Copper prices were less than $1 per pound in 2000 but rose to almost $5 per pound by 2011. They fell to around $2.30 per pound but have been on the rebound. One would think this Mopani mining affiliate of Glencore is getting not only jobs in Zambia but also a lot of tax revenues given all these economic rents from high copper prices. Christian Aid, however, has been accusing Glencore of transfer pricing abuse:
The first signs that something may have been seriously wrong with the taxes of Glencore's Zambian subsidiary emerged in early 2011, with the leak of a draft report by auditors Grant Thornton and Econ Poyry. It has never been clear who leaked the report. Even by the standards of 2015, when revelations about multinationals' tax affairs are commonplace, the 23-page document is an extraordinary one. It highlights irregularities around the mine's operational costs, revenues, transfer pricing, employee expenses and overheads and covers the years 2006-7 and 2007-8. The auditors who wrote it also complained bitterly about the obstructiveness they faced when they attempted to do their job, which was commissioned by Zambia's tax authority, the ZRA. "It should be noted that the international team leaders have not experienced such a lack of compliance in any other country, and Grant Thornton Zambia confirmed that this attitude is also not typical for other industries/companies in Zambia," they said. Glencore has always dismissed the report as a flawed draft which contained major mistakes and it and Mopani have always denied wrongdoing.
Maybe this report prepared on behalf of the Zambian government does not tell the whole story but one would think Glencore should be asked to present its own analysis of the transfer pricing issues. And maybe Donald Trump should release his tax returns. But one has to wonder what Peter Navarro and Wilbur Ross think about this investment in the Mopani copper mines especially if most of the economic rents can be so easily diverted to Switzerland tax free.

Saturday, April 15, 2017

Noah Smith: "Why the 101 model doesn't work for labor markets"

At Noahpinion:
A lot of people have trouble wrapping their heads around the idea that the basic "Econ 101" model - the undifferentiated, single-market supply-and-demand model - doesn't work for labor markets.

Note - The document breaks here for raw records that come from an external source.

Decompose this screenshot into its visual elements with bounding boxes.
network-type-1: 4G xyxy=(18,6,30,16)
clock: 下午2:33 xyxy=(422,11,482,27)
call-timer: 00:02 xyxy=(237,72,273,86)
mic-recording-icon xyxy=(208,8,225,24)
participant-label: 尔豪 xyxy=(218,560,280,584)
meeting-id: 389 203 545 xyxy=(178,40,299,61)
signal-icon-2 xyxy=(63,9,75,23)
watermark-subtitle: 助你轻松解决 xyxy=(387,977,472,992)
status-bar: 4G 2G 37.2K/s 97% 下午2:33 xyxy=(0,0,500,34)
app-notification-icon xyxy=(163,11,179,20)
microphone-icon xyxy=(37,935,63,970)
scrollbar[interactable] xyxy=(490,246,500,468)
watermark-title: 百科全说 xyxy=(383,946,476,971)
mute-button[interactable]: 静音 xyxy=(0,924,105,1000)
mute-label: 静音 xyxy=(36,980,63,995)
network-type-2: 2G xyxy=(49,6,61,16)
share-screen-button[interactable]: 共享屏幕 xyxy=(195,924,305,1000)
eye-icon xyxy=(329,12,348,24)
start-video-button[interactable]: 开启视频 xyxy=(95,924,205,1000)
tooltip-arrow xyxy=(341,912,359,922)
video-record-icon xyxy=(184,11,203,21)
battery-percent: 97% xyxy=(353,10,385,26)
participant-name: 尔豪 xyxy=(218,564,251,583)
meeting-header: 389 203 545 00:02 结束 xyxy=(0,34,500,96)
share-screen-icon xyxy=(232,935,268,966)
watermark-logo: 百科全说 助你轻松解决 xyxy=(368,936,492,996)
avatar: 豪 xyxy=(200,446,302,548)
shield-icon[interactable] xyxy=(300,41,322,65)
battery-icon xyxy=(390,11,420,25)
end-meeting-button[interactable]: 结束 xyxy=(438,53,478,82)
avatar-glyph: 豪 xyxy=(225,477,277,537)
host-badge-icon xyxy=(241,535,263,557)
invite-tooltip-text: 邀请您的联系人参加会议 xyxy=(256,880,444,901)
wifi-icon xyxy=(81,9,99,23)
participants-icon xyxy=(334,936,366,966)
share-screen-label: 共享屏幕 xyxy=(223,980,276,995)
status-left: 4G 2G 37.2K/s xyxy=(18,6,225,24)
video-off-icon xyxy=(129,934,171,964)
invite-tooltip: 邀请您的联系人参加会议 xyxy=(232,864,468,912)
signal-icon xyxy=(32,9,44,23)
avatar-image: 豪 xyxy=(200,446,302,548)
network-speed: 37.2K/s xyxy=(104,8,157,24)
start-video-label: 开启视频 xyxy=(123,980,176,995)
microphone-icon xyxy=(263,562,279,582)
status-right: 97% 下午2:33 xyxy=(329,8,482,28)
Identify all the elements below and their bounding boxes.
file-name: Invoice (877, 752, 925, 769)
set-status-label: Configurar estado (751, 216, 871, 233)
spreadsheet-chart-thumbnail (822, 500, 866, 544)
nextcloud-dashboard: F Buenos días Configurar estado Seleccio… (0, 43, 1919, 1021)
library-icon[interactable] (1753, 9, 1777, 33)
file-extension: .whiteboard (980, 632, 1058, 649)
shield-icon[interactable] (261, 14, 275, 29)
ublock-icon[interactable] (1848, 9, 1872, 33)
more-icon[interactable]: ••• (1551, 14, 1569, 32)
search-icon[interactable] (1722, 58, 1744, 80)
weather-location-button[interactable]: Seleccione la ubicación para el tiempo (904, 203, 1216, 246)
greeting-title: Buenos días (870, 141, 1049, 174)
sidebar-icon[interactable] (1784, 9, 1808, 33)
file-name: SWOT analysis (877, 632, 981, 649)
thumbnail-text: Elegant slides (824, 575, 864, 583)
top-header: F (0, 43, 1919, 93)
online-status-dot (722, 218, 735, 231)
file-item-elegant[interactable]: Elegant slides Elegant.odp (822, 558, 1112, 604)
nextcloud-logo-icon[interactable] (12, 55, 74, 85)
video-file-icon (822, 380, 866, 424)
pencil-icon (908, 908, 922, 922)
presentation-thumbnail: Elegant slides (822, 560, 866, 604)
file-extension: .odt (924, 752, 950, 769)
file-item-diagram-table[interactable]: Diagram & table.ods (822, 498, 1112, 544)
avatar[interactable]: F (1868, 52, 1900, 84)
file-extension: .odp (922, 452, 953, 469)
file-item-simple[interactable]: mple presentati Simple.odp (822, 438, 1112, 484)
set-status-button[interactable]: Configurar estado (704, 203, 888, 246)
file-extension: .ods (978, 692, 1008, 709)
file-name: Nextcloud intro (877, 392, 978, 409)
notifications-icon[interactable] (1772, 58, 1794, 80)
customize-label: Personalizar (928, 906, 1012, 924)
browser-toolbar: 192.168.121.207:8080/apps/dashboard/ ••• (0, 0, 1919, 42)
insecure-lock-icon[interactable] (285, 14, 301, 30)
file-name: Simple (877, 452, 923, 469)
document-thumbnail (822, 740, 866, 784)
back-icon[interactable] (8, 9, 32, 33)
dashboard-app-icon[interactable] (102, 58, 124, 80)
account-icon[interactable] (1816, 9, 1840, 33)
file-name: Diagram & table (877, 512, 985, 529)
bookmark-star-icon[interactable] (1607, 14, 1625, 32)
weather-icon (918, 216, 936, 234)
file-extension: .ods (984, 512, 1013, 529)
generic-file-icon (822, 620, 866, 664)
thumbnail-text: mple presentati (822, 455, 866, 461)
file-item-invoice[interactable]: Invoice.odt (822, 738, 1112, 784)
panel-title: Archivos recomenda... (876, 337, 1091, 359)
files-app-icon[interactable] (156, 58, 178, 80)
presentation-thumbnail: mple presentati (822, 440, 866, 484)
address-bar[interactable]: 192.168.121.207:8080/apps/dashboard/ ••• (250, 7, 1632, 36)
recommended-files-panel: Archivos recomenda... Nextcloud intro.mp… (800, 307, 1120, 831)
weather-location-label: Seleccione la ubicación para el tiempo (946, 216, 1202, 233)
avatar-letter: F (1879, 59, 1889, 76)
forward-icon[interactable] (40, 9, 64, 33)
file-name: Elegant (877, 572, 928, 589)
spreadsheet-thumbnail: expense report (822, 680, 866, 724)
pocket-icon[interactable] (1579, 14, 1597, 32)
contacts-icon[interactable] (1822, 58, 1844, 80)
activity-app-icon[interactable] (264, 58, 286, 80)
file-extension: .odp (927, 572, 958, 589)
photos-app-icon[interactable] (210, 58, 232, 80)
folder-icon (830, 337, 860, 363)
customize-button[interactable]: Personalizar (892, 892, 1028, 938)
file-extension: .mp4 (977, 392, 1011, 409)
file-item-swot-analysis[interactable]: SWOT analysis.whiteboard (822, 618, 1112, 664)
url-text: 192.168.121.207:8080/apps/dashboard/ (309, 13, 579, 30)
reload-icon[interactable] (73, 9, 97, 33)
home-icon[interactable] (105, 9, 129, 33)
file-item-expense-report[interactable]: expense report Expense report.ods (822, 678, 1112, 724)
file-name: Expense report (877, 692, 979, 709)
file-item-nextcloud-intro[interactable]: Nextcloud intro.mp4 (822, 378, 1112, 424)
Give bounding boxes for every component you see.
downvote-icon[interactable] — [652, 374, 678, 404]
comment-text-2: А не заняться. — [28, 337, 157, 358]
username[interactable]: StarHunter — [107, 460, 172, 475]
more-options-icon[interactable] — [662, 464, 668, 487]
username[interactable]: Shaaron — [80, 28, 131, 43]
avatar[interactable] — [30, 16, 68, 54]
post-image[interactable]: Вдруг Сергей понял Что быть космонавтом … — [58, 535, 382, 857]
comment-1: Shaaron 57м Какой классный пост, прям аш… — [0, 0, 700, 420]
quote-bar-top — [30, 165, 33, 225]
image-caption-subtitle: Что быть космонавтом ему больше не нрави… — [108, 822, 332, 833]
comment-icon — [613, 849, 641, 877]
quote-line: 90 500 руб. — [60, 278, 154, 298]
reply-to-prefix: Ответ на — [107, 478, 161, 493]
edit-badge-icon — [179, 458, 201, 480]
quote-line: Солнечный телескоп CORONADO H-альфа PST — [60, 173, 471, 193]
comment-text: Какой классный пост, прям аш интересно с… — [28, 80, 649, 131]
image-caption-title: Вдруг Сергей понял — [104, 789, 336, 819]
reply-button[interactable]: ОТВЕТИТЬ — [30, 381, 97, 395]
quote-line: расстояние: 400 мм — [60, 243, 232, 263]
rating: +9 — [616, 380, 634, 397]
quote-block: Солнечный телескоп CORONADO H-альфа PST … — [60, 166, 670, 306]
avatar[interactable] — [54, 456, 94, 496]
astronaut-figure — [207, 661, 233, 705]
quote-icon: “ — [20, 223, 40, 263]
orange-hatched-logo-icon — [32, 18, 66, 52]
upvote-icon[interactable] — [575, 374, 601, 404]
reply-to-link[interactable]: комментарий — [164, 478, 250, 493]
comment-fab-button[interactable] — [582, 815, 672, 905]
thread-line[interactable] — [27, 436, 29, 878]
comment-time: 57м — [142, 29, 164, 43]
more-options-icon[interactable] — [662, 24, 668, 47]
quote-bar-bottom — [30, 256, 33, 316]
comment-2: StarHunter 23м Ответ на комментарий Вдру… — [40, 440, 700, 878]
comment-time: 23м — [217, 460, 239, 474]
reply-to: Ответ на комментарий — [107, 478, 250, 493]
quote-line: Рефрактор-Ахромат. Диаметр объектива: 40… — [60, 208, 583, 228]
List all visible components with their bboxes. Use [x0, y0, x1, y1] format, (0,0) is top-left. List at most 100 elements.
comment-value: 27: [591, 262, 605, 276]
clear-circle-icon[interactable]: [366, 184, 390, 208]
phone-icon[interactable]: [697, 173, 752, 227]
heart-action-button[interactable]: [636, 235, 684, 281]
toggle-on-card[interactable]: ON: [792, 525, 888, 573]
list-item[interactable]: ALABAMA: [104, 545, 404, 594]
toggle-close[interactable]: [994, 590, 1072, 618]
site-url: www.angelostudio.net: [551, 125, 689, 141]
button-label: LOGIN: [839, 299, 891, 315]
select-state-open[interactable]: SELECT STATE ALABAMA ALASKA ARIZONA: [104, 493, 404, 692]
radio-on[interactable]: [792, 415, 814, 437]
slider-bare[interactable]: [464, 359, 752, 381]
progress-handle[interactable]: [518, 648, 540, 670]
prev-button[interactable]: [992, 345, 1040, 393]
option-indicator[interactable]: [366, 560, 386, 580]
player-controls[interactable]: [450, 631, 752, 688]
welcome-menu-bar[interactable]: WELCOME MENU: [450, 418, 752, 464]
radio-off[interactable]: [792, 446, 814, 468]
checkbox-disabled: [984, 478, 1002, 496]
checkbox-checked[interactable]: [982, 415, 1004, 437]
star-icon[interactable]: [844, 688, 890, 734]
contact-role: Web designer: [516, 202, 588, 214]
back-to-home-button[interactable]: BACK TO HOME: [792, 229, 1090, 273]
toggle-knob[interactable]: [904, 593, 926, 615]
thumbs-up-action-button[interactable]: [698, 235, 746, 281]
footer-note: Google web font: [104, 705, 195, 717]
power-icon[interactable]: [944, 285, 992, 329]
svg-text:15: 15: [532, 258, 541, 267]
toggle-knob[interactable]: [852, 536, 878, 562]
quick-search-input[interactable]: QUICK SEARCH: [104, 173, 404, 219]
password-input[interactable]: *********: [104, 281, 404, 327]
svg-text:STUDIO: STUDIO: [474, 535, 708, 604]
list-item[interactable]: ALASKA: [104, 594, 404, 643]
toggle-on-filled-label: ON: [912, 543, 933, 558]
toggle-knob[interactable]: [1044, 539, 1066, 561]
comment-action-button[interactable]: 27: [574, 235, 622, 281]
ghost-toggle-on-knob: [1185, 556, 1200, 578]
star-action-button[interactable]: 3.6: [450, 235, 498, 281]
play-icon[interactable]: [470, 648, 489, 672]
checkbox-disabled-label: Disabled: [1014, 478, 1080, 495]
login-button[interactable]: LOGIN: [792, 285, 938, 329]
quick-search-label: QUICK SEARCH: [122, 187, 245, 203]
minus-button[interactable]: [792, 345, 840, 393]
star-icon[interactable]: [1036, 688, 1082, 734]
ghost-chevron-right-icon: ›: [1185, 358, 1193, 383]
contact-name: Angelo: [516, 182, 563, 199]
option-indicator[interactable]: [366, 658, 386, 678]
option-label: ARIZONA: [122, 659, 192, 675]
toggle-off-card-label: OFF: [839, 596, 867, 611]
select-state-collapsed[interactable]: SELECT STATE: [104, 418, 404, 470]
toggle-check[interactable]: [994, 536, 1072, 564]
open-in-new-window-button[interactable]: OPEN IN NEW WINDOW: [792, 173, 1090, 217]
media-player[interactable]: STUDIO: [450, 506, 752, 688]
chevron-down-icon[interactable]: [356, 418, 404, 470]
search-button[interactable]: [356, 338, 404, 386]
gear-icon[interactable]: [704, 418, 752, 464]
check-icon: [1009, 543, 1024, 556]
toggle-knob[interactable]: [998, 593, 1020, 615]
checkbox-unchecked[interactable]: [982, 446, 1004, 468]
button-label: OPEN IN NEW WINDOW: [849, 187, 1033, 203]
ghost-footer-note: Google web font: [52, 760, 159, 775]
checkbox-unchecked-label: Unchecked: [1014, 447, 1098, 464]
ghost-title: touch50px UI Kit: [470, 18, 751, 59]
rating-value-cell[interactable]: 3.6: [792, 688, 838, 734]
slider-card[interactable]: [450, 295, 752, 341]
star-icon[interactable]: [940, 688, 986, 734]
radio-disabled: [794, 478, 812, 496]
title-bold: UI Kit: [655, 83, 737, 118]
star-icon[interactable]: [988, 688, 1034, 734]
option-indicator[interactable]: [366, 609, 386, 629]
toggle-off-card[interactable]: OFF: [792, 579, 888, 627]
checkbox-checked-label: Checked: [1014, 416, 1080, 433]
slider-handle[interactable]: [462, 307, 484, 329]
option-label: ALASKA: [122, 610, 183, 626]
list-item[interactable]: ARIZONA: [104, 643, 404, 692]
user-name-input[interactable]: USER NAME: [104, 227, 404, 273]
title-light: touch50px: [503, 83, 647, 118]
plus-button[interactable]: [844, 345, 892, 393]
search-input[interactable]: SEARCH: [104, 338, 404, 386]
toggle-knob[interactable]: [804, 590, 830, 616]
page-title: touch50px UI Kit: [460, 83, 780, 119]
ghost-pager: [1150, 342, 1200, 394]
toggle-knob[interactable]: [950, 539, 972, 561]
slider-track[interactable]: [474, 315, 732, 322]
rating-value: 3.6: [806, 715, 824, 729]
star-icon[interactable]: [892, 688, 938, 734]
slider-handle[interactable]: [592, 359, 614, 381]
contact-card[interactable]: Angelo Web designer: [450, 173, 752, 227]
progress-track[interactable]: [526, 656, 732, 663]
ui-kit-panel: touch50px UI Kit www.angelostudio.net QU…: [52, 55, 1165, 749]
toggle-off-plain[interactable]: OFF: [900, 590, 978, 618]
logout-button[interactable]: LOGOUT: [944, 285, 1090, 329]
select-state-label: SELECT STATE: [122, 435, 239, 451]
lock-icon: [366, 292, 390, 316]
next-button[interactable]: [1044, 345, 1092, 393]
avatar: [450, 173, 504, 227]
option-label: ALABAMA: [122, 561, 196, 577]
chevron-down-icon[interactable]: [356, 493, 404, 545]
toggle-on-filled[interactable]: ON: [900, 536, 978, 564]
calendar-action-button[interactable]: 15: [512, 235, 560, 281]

To some people involved in debates over labor policy, the theory is almost axiomatic - the labor market must be describable in terms of a "labor supply curve" and a "labor demand curve". If you tell them it can't, it just sort of breaks their brain. How could there not be a labor demand curve? How could there not be a relationship between the price of something and how much of it people want to buy?
Funny thing is this is pretty similar to what Sandwichman is saying in Boundless Thirst for Surplus-Labor. The "lump of labor" is a partial equilibrium model and rebuttals to the "fallacy" also invariably rely on partial equilibrium models. They are both wrong.